Volkswagen Dieselgate (the car manufacturer’s fraudulent manipulation of test results to circumvent car emission standards) continues to exercise plenty a litigator, across various fields. Consumer protection litigation is underway in many jurisdictions, often taken the form of class actions. The environmental fall-out of the scandal has not yet completed either, particularly seeing as Volkswagen like all car manufacturers continues to have to submit cars for type approval under EU product laws. This process it appears involves all sorts of tweaking of a car’s engine to make it resemble real driving and use conditions, moreover the standard use of the vehicle likewise may require installing a defeat device to protect the engine e.g. in starting conditions. Not all tweaking qualifies as a defeat device and not all ‘defeat devices’ are illegal under the Regulation.
Consumer and environmental organisations now having discovered the important impact of such test (previously they were largely the exclusive domain of car enthusiasts and engineers) on the subsequent legality of any defeat devices, they routinely challenge national authorities’ decisions to accept engines with tweaked specifications as not being ‘defeat devices’ under Regulation 715/2007.
In Case C‑873/19 Deutsche Umwelthilfe the challenge for the referring national court was that the national German legislation detailing standing in administrative courts, would have to be interpreted contra legem for it to grant access to an environmental NGO in cases such as type approval decisions. This would imply it would fall outside the national courts ‘Marleasing’ obligation to interpret and apply national law as much as possible in line with EU law requirements (see here for a succinct tutorial on the EU law issues).

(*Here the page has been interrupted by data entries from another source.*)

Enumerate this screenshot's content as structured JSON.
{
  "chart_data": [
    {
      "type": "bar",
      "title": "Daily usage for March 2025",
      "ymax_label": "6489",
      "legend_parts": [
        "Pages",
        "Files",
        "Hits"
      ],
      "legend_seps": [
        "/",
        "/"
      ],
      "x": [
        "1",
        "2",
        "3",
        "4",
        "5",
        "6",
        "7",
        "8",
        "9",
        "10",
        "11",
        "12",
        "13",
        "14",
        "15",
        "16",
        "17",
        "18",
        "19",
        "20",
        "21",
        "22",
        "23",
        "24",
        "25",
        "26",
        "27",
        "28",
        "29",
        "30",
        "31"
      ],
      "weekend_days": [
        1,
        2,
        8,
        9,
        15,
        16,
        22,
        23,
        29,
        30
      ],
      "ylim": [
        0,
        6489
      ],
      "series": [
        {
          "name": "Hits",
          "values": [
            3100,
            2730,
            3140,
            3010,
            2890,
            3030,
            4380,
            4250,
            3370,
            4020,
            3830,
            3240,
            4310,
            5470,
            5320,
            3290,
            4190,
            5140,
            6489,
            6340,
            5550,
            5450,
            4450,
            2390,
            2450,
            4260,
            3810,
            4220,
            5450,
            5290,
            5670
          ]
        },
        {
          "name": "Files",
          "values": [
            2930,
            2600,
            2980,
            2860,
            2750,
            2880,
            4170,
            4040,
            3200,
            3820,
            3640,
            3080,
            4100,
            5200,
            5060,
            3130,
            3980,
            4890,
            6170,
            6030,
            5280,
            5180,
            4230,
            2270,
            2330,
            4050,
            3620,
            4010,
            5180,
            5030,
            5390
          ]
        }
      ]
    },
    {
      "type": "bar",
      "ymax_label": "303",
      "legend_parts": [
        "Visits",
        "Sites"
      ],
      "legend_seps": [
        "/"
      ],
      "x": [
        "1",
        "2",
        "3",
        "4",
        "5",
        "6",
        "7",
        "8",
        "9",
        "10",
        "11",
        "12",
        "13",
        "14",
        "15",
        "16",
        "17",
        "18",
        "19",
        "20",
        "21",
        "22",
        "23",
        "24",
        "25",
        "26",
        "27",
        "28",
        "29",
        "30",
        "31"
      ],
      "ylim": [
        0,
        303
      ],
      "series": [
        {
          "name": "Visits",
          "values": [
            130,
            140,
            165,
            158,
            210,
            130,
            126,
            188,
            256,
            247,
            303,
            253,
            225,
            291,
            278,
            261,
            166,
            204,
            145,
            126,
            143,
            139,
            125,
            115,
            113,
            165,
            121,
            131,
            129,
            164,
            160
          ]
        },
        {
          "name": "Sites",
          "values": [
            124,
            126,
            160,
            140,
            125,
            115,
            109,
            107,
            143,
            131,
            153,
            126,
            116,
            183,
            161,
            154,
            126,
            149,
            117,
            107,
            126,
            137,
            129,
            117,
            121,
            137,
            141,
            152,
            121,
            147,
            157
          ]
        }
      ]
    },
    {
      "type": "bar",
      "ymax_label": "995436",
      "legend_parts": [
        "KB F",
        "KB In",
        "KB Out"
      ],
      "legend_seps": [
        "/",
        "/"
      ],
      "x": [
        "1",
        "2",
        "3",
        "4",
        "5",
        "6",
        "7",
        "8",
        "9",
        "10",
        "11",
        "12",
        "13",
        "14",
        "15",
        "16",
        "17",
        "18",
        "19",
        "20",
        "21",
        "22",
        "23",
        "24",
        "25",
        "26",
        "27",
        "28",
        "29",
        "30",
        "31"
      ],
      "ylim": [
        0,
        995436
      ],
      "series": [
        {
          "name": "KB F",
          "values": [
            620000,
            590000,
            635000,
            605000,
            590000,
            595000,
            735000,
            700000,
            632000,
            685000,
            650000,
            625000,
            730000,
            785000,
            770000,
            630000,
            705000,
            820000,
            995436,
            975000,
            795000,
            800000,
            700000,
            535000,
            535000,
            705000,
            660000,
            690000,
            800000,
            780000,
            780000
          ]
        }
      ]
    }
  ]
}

The referring court argues that the German law at issue was intended as an implementation of the EIA Directive 85/337, particularly of that Directive’s provisions for challenges to national authorities impact assessment of ‘projects’ and that a challenge to a vehicle’s type approval can with the best intentions not be held to be such ‘project’. The national courts queried the CJEU as to whether in cases such as these, there would be a direct source of standing in EU. In light of the CJEU case-law that Article 9(3) of the Aarhus Convention in itself, has no direct effect in EU law (CJEU Protect) It suggested the combined application of Article 9(3) of the Aarhus Convention and Article 47 of the EU Charter of Fundamental Rights (Right to an effective remedy and to a fair trial).
Advocate-General Rantos (73) brushed aside suggestions that such an opening would force an actio popularis on German civil procedure law, seeing as national law, backed by the Aarhus Convention, imposes a number of substantial requirements upon associations prior to being granted general standing. He firmly suggested the combined application of these Articles does indeed directly require the type of standing as in the specific case, seeing as otherwise the effectiveness of both the type approval Regulation, and Article 47 of the Charter would be compromised.